The units of the American Expeditionary Forces technically served under the command of the Allied Forces, but General John J. Pershing had been ordered by the War Department to create, train, and field an independent American Army. On 10 August, Pershing finally got what he was hoping for: a General Order was signed establishing the First United States Army. Their first engagement would be the Saint-Mihiel Salient.
This battle was the first time Americans units used armor and aviation in combat. The air campaign involved 1,481 aircraft, most borrowed from the British and French. The armor and aerial units were needed to defeat the enemy’s elaborate systems of trenches, barbed-wire entanglements, concrete shelters, and fortified machines-gun emplacements. Over 555,000 U.S. and 110,000 French soldiers conducted the successful attack.
The Saint-Mihiel campaign was the first in which the American Expeditionary Forces functioned as an independent Army. Its joint operations with the Allied Forces proved significant in establishing how the United States formed its military alliances and international partnerships.

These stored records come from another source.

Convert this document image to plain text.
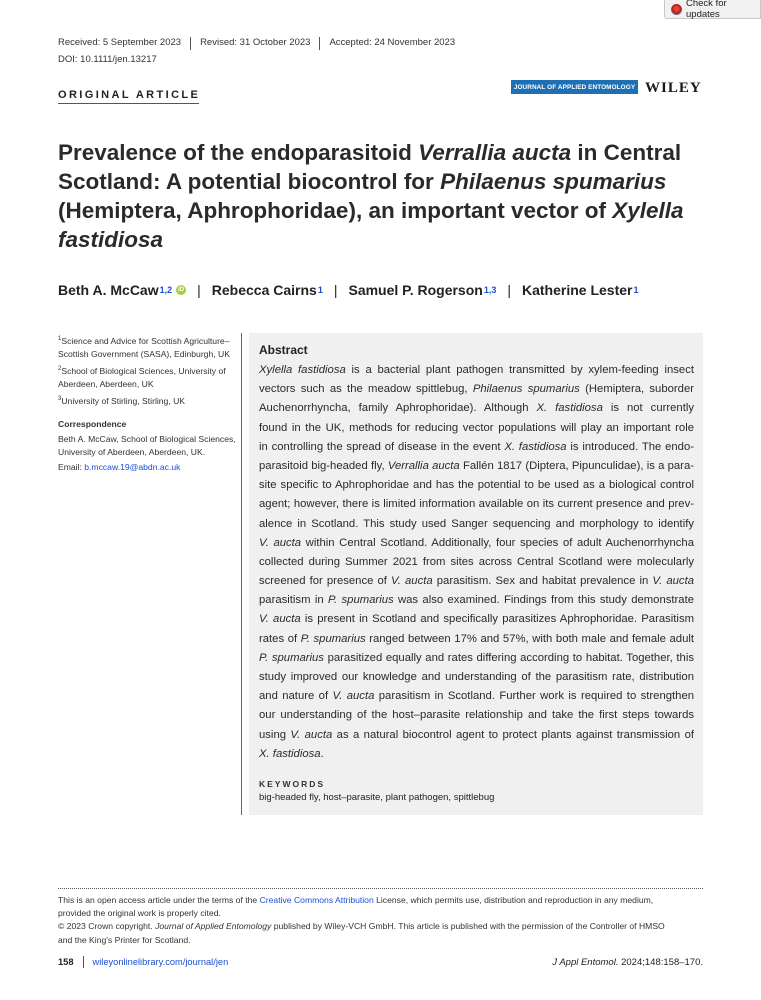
Check for updates
Received: 5 September 2023	Revised: 31 October 2023	Accepted: 24 November 2023
DOI: 10.1111/jen.13217
ORIGINAL ARTICLE
JOURNAL OF APPLIED ENTOMOLOGY WILEY
Prevalence of the endoparasitoid Verrallia aucta in Central Scotland: A potential biocontrol for Philaenus spumarius (Hemiptera, Aphrophoridae), an important vector of Xylella fastidiosa
Beth A. McCaw 1,2	iD | Rebecca Cairns 1 | Samuel P. Rogerson 1,3 | Katherine Lester 1

$^1$Science and Advice for Scottish Agriculture–Scottish Government (SASA), Edinburgh, UK

$^2$School of Biological Sciences, University of Aberdeen, Aberdeen, UK

$^3$University of Stirling, Stirling, UK

Correspondence

Beth A. McCaw, School of Biological Sciences, University of Aberdeen, Aberdeen, UK.

Email: b.mccaw.19@abdn.ac.uk

Abstract
Xylella fastidiosa is a bacterial plant pathogen transmitted by xylem-feeding insect
vectors such as the meadow spittlebug, Philaenus spumarius (Hemiptera, suborder
Auchenorrhyncha, family Aphrophoridae). Although X. fastidiosa is not currently
found in the UK, methods for reducing vector populations will play an important role
in controlling the spread of disease in the event X. fastidiosa is introduced. The endo-
parasitoid big-headed fly, Verrallia aucta Fallén 1817 (Diptera, Pipunculidae), is a para-
site specific to Aphrophoridae and has the potential to be used as a biological control
agent; however, there is limited information available on its current presence and prev-
alence in Scotland. This study used Sanger sequencing and morphology to identify
V. aucta within Central Scotland. Additionally, four species of adult Auchenorrhyncha
collected during Summer 2021 from sites across Central Scotland were molecularly
screened for presence of V. aucta parasitism. Sex and habitat prevalence in V. aucta
parasitism in P. spumarius was also examined. Findings from this study demonstrate
V. aucta is present in Scotland and specifically parasitizes Aphrophoridae. Parasitism
rates of P. spumarius ranged between 17% and 57%, with both male and female adult
P. spumarius parasitized equally and rates differing according to habitat. Together, this
study improved our knowledge and understanding of the parasitism rate, distribution
and nature of V. aucta parasitism in Scotland. Further work is required to strengthen
our understanding of the host–parasite relationship and take the first steps towards
using V. aucta as a natural biocontrol agent to protect plants against transmission of
X. fastidiosa.
KEYWORDS
big-headed fly, host–parasite, plant pathogen, spittlebug
This is an open access article under the terms of the Creative Commons Attribution License, which permits use, distribution and reproduction in any medium,
provided the original work is properly cited.
© 2023 Crown copyright. Journal of Applied Entomology published by Wiley-VCH GmbH. This article is published with the permission of the Controller of HMSO
and the King's Printer for Scotland.
158	wileyonlinelibrary.com/journal/jen	J Appl Entomol. 2024;148:158–170.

The cruel nature of this battle — which included massive artillery shelling, aerial bombardment, armored vehicles, severe weather, and trench welfare — left the battlefield of Saint-Mihiel destroyed, making it difficult for medical operations and burial details. The dead had to be buried in temporary plots. When it was time to establish the permanent Saint-Mihiel American Cemetery, the middle of the battleground was selected.
Because of the painful sacrifice suffered by American families, the United States would plan, design and establish overseas cemeteries and memorials to honor the men and women who gave their lives in what was supposed to be the “War to End All Wars.”

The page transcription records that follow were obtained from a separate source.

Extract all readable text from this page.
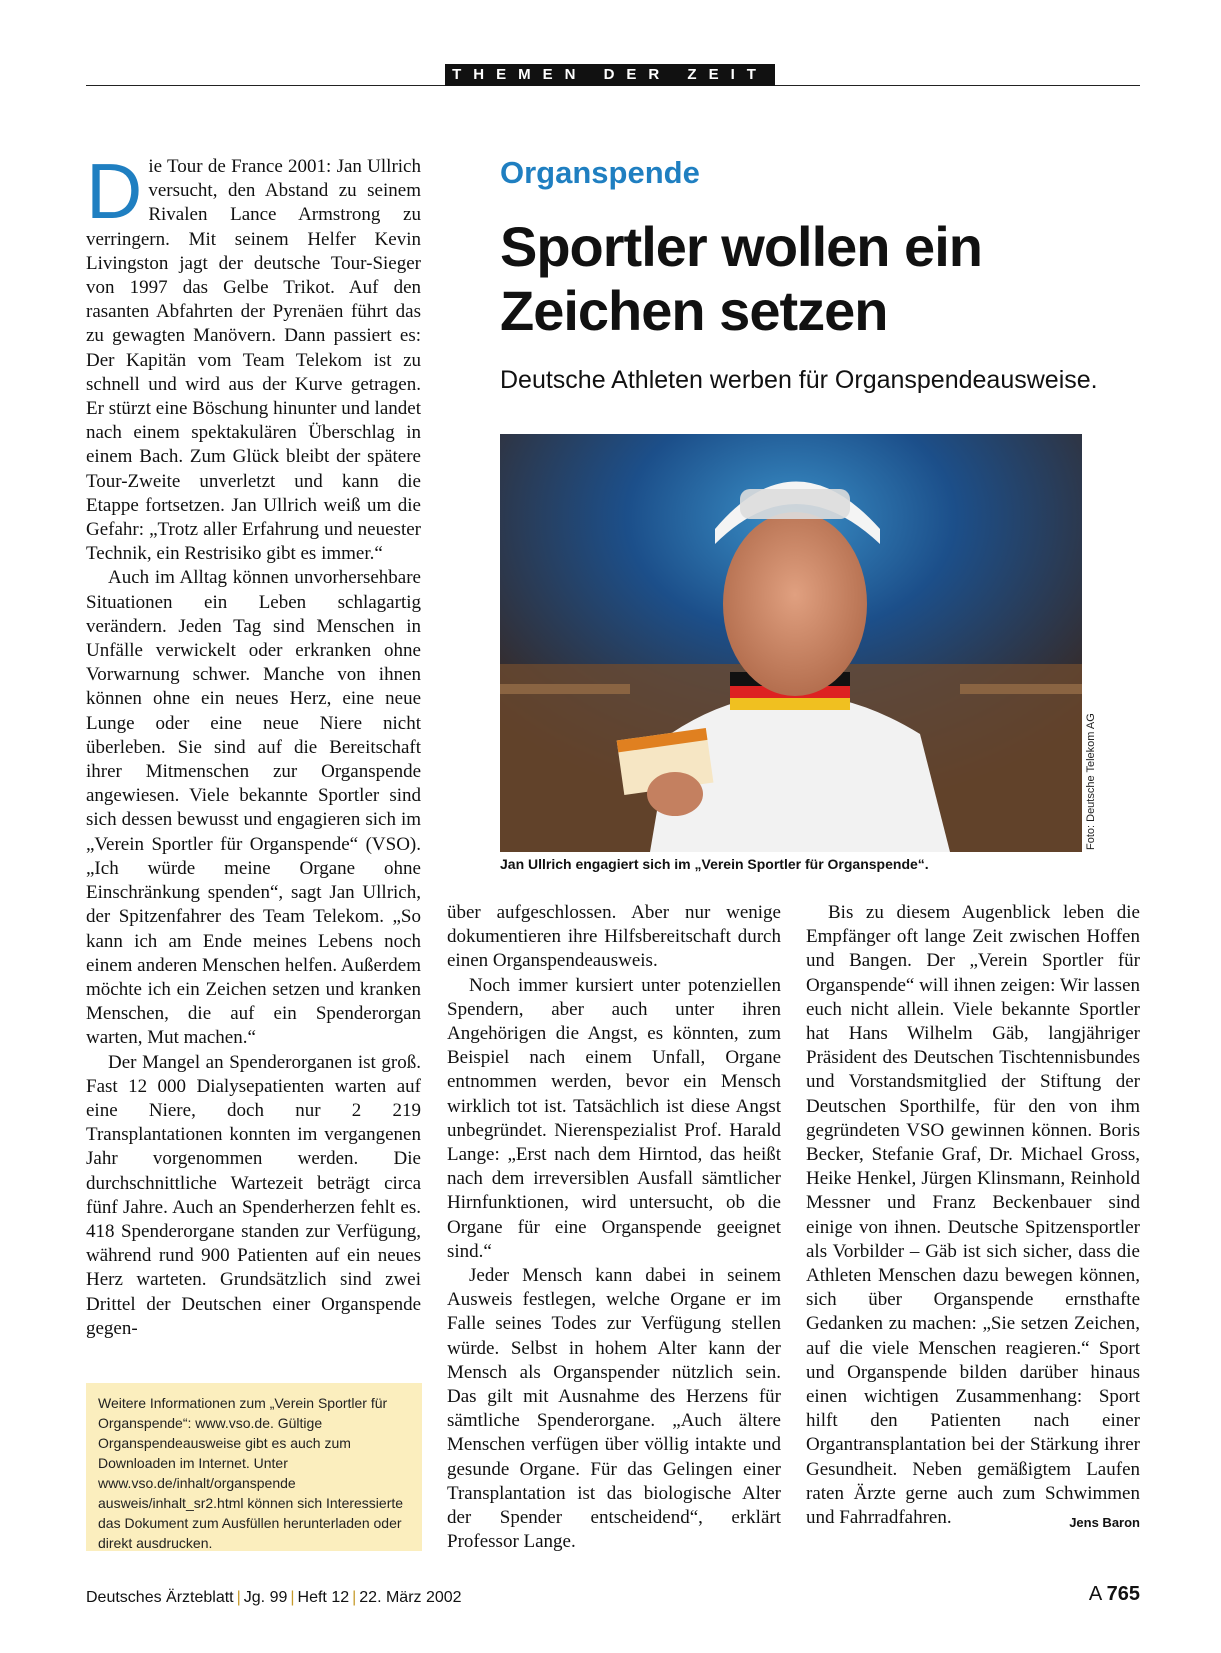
THEMEN DER ZEIT

Die Tour de France 2001: Jan Ullrich versucht, den Abstand zu seinem Rivalen Lance Armstrong zu verringern. Mit seinem Helfer Kevin Livingston jagt der deutsche Tour-Sieger von 1997 das Gelbe Trikot. Auf den rasanten Abfahrten der Pyrenäen führt das zu gewagten Manövern. Dann passiert es: Der Kapitän vom Team Telekom ist zu schnell und wird aus der Kurve getragen. Er stürzt eine Böschung hinunter und landet nach einem spektakulären Überschlag in einem Bach. Zum Glück bleibt der spätere Tour-Zweite unverletzt und kann die Etappe fortsetzen. Jan Ullrich weiß um die Gefahr: „Trotz aller Erfahrung und neuester Technik, ein Restrisiko gibt es immer.“

Auch im Alltag können unvorhersehbare Situationen ein Leben schlagartig verändern. Jeden Tag sind Menschen in Unfälle verwickelt oder erkranken ohne Vorwarnung schwer. Manche von ihnen können ohne ein neues Herz, eine neue Lunge oder eine neue Niere nicht überleben. Sie sind auf die Bereitschaft ihrer Mitmenschen zur Organspende angewiesen. Viele bekannte Sportler sind sich dessen bewusst und engagieren sich im „Verein Sportler für Organspende“ (VSO). „Ich würde meine Organe ohne Einschränkung spenden“, sagt Jan Ullrich, der Spitzenfahrer des Team Telekom. „So kann ich am Ende meines Lebens noch einem anderen Menschen helfen. Außerdem möchte ich ein Zeichen setzen und kranken Menschen, die auf ein Spenderorgan warten, Mut machen.“

Der Mangel an Spenderorganen ist groß. Fast 12 000 Dialysepatienten warten auf eine Niere, doch nur 2 219 Transplantationen konnten im vergangenen Jahr vorgenommen werden. Die durchschnittliche Wartezeit beträgt circa fünf Jahre. Auch an Spenderherzen fehlt es. 418 Spenderorgane standen zur Verfügung, während rund 900 Patienten auf ein neues Herz warteten. Grundsätzlich sind zwei Drittel der Deutschen einer Organspende gegen-

Weitere Informationen zum „Verein Sportler für Organspende“: www.vso.de. Gültige Organspendeausweise gibt es auch zum Downloaden im Internet. Unter www.vso.de/inhalt/organspende ausweis/inhalt_sr2.html können sich Interessierte das Dokument zum Ausfüllen herunterladen oder direkt ausdrucken.
Organspende
Sportler wollen ein Zeichen setzen
Deutsche Athleten werben für Organspendeausweise.
Foto: Deutsche Telekom AG
Jan Ullrich engagiert sich im „Verein Sportler für Organspende“.

über aufgeschlossen. Aber nur wenige dokumentieren ihre Hilfsbereitschaft durch einen Organspendeausweis.

Noch immer kursiert unter potenziellen Spendern, aber auch unter ihren Angehörigen die Angst, es könnten, zum Beispiel nach einem Unfall, Organe entnommen werden, bevor ein Mensch wirklich tot ist. Tatsächlich ist diese Angst unbegründet. Nierenspezialist Prof. Harald Lange: „Erst nach dem Hirntod, das heißt nach dem irreversiblen Ausfall sämtlicher Hirnfunktionen, wird untersucht, ob die Organe für eine Organspende geeignet sind.“

Jeder Mensch kann dabei in seinem Ausweis festlegen, welche Organe er im Falle seines Todes zur Verfügung stellen würde. Selbst in hohem Alter kann der Mensch als Organspender nützlich sein. Das gilt mit Ausnahme des Herzens für sämtliche Spenderorgane. „Auch ältere Menschen verfügen über völlig intakte und gesunde Organe. Für das Gelingen einer Transplantation ist das biologische Alter der Spender entscheidend“, erklärt Professor Lange.

Bis zu diesem Augenblick leben die Empfänger oft lange Zeit zwischen Hoffen und Bangen. Der „Verein Sportler für Organspende“ will ihnen zeigen: Wir lassen euch nicht allein. Viele bekannte Sportler hat Hans Wilhelm Gäb, langjähriger Präsident des Deutschen Tischtennisbundes und Vorstandsmitglied der Stiftung der Deutschen Sporthilfe, für den von ihm gegründeten VSO gewinnen können. Boris Becker, Stefanie Graf, Dr. Michael Gross, Heike Henkel, Jürgen Klinsmann, Reinhold Messner und Franz Beckenbauer sind einige von ihnen. Deutsche Spitzensportler als Vorbilder – Gäb ist sich sicher, dass die Athleten Menschen dazu bewegen können, sich über Organspende ernsthafte Gedanken zu machen: „Sie setzen Zeichen, auf die viele Menschen reagieren.“ Sport und Organspende bilden darüber hinaus einen wichtigen Zusammenhang: Sport hilft den Patienten nach einer Organtransplantation bei der Stärkung ihrer Gesundheit. Neben gemäßigtem Laufen raten Ärzte gerne auch zum Schwimmen und Fahrradfahren.	Jens Baron

Deutsches Ärzteblatt | Jg. 99 | Heft 12 | 22. März 2002	A 765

Beginning in 1919, American families were given a choice relative to the repatriation of their loved ones back to the United States. The choice of repatriation or relocation to permanent cemeteries was made to all families, irrespective of race, creed, or social stature. Those not returning home were moved from the small temporary cemeteries to permanent sites like Saint-Mihiel. This cemetery is the third largest World War I American cemetery in France. The 4,153 burials at Saint-Mihiel represent about one-third of the total number killed during the offensive.
Although the United States Army was segregated, the soldiers and civilians buried at the Saint-Mihiel American cemetery experienced a unity in death. The burials were integrated, ignoring gender, race, rank, unit, date of mortality, or of military/civilian status. Forty per cent of all the soldiers who fell during this battle remain in the Saint-Mihiel American Cemetery.
In the decades following the war, it would be the task of a new Federal agency to support and manage overseas commemorative efforts – the American Battle Monuments Commission.
In 1923, the American Battle Monuments Commission was created to manage the proliferation of monuments and memorials to American soldiers overseas. Later, it was given the task of honoring in perpetuity, the courage, competence, and sacrifice of the American men and women who died during America’s overseas military actions by managing American overseas cemeteries.
The Commission, led by the former commander of the American Expeditionary Forces, General John J. Pershing, worked with some of the nation’s most renowned sculptors, architects, and landscape architects, to design classic works of public art.
The simple white stone memorial consists of a colonnade with a large rose-granite urn and carved drapery at its center. The urn features a decorative winged horse, symbolizing the flight of the immortal soul to the afterlife.
To the right of the peristyle is a museum where the names of 284 missing soldiers are recorded on the walls. An inlaid marble map depicting the St. Mihiel Offensive, by renowned mosaic artist Francis Barry Faulkner, faces the door.
The bronze door to the left leads into the chapel. Your immediate attention is drawn to the ivory-tinted altar. The mosaic above the altar depicts the symbolic Angel of Victory after the battle, sheathing a sword, surrounded by doves of peace bearing olive branches. Mosaic shields display the colors of the United States and France. The ceiling is decorated in gold and blue, while the floor is green inlaid marble.
Architect Thomas Harlan Ellett placed behind the chapel two weeping willow trees correspond to the position of the flagpoles in front. The original trees were planted in 1934, the year that the chapel was completed.